What Are The Desirable Properties For Positional Embedding In BERT?

BERT 09/03/2021

3main points
✔️ Extensive analysis of the properties and characteristics of positional embedding
✔️ Analyze positional embedding from three metrics: translation invariance, monotonicity, and symmetry
✔️ Experiment and validate the effectiveness of positional embedding in various downstream tasks

On Position Embeddings in BERT
written by Benyou Wang, Lifeng Shang, Christina Lioma, Xin Jiang, Hao Yang, Qun Liu, Jakob Grue Simonsen
(Submitted on 29 Sept 2020 (modified: 02 Mar 2021))
Comments: Accepted to ICLR2021.
Subjects: Position Embedding, BERT, pretrained language model.

code：

First of all

In the Transformer-based model, Positional Embedding (PE) is used to understand the location information of the input token. There are various settings for this PE, such as absolute/relative position, learnable/fixed.

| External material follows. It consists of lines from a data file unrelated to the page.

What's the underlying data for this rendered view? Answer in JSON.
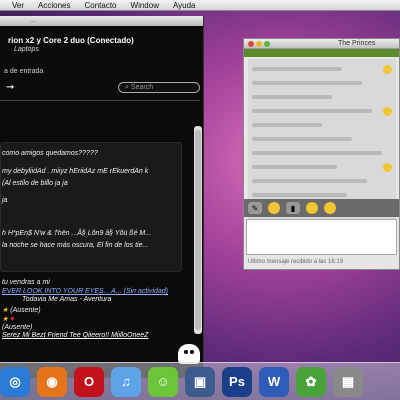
{
  "menubar": {
    "items": [
      "Ver",
      "Acciones",
      "Contacto",
      "Window",
      "Ayuda"
    ]
  },
  "messenger": {
    "title_fragment": "…",
    "status_line": "rion x2 y Core 2 duo (Conectado)",
    "sub_line": "Laptops",
    "inbox_label": "a de entrada",
    "search_placeholder": "Search",
    "contacts": [
      "como amigos quedamos?????",
      "my debyliidAd . miiyz hEriidAz mE rEkuerdAn k",
      "(Al estilo  de billo ja ja",
      "ja",
      "h H*pEn$ N'w & †hën ...Â§ Lõn9 â§ Yõü ßé M...",
      "la noche se hace más oscura, El fin de los tie...",
      "tu vendras a mi",
      "EVER LOOK INTO YOUR EYES...     A...  (Sin actividad)",
      "Todavia Me Amas - Aventura",
      "(Ausente)",
      "(Ausente)",
      "Serez Mi Bezt Friend Tee Qiieero!! MiilloOneeZ"
    ]
  },
  "chat": {
    "title": "The Princes",
    "footer": "Ultimo mensaje recibido a las 16:19"
  },
  "dock": {
    "apps": [
      {
        "name": "safari",
        "color": "#2a7bd6",
        "glyph": "◎"
      },
      {
        "name": "firefox",
        "color": "#e3741c",
        "glyph": "◉"
      },
      {
        "name": "opera",
        "color": "#c4121c",
        "glyph": "O"
      },
      {
        "name": "itunes",
        "color": "#5ea3e8",
        "glyph": "♫"
      },
      {
        "name": "adium",
        "color": "#6cc43a",
        "glyph": "☺"
      },
      {
        "name": "iphoto",
        "color": "#3d5b8c",
        "glyph": "▣"
      },
      {
        "name": "photoshop",
        "color": "#1c3f8c",
        "glyph": "Ps"
      },
      {
        "name": "word",
        "color": "#2e5cb8",
        "glyph": "W"
      },
      {
        "name": "messenger",
        "color": "#4aa23a",
        "glyph": "✿"
      },
      {
        "name": "utility",
        "color": "#8a8a8a",
        "glyph": "▦"
      }
    ]
  }
}
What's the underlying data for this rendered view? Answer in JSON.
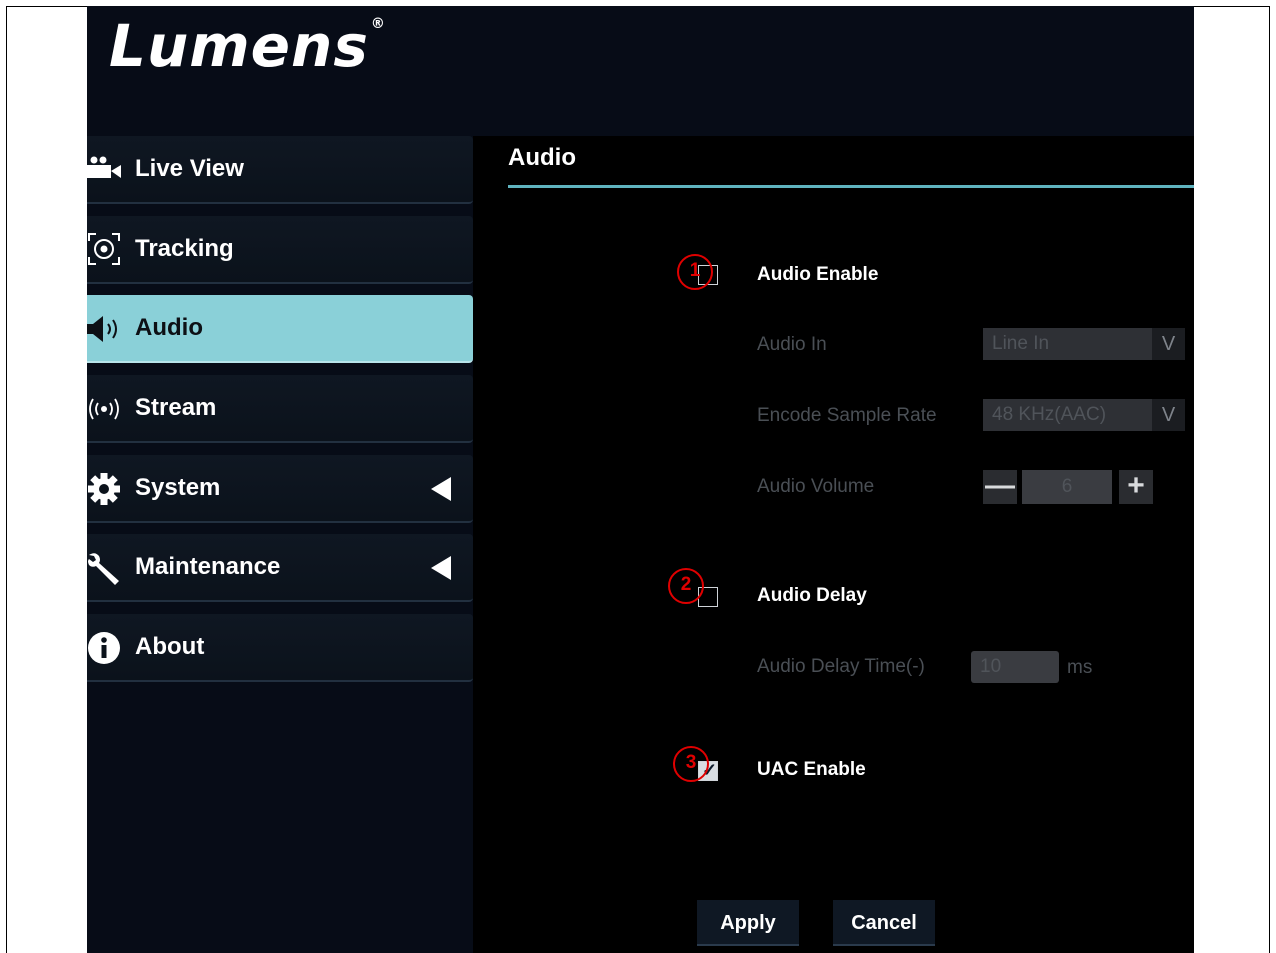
{
  "brand": {
    "logo_text": "Lumens",
    "registered_mark": "®"
  },
  "sidebar": {
    "items": [
      {
        "label": "Live View",
        "icon": "video-camera-icon",
        "active": false,
        "has_submenu": false
      },
      {
        "label": "Tracking",
        "icon": "tracking-target-icon",
        "active": false,
        "has_submenu": false
      },
      {
        "label": "Audio",
        "icon": "speaker-icon",
        "active": true,
        "has_submenu": false
      },
      {
        "label": "Stream",
        "icon": "broadcast-icon",
        "active": false,
        "has_submenu": false
      },
      {
        "label": "System",
        "icon": "gear-icon",
        "active": false,
        "has_submenu": true
      },
      {
        "label": "Maintenance",
        "icon": "wrench-icon",
        "active": false,
        "has_submenu": true
      },
      {
        "label": "About",
        "icon": "info-icon",
        "active": false,
        "has_submenu": false
      }
    ]
  },
  "main": {
    "title": "Audio",
    "audio_enable": {
      "label": "Audio Enable",
      "checked": false,
      "marker": "1"
    },
    "audio_in": {
      "label": "Audio In",
      "value": "Line In",
      "arrow": "V"
    },
    "encode_sample_rate": {
      "label": "Encode Sample Rate",
      "value": "48 KHz(AAC)",
      "arrow": "V"
    },
    "audio_volume": {
      "label": "Audio Volume",
      "value": "6",
      "minus": "—",
      "plus": "+"
    },
    "audio_delay": {
      "label": "Audio Delay",
      "checked": false,
      "marker": "2"
    },
    "audio_delay_time": {
      "label": "Audio Delay Time(-)",
      "value": "10",
      "unit": "ms"
    },
    "uac_enable": {
      "label": "UAC Enable",
      "checked": true,
      "marker": "3",
      "checkmark": "✓"
    },
    "apply_label": "Apply",
    "cancel_label": "Cancel"
  },
  "colors": {
    "accent": "#8ad0d8",
    "title_rule": "#5fb3bf",
    "annotation": "#e00000",
    "background": "#000000"
  }
}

So what kind of PE should you use?　Or, what properties of PEs will give excellent performance? In the paper presented in this article, three properties, namely translational invariance, monotonicity, and symmetry, are presented as effective indices for the analysis and interpretation of PEs. In addition, comparative experiments of various PEs were conducted to provide answers to the previous questions.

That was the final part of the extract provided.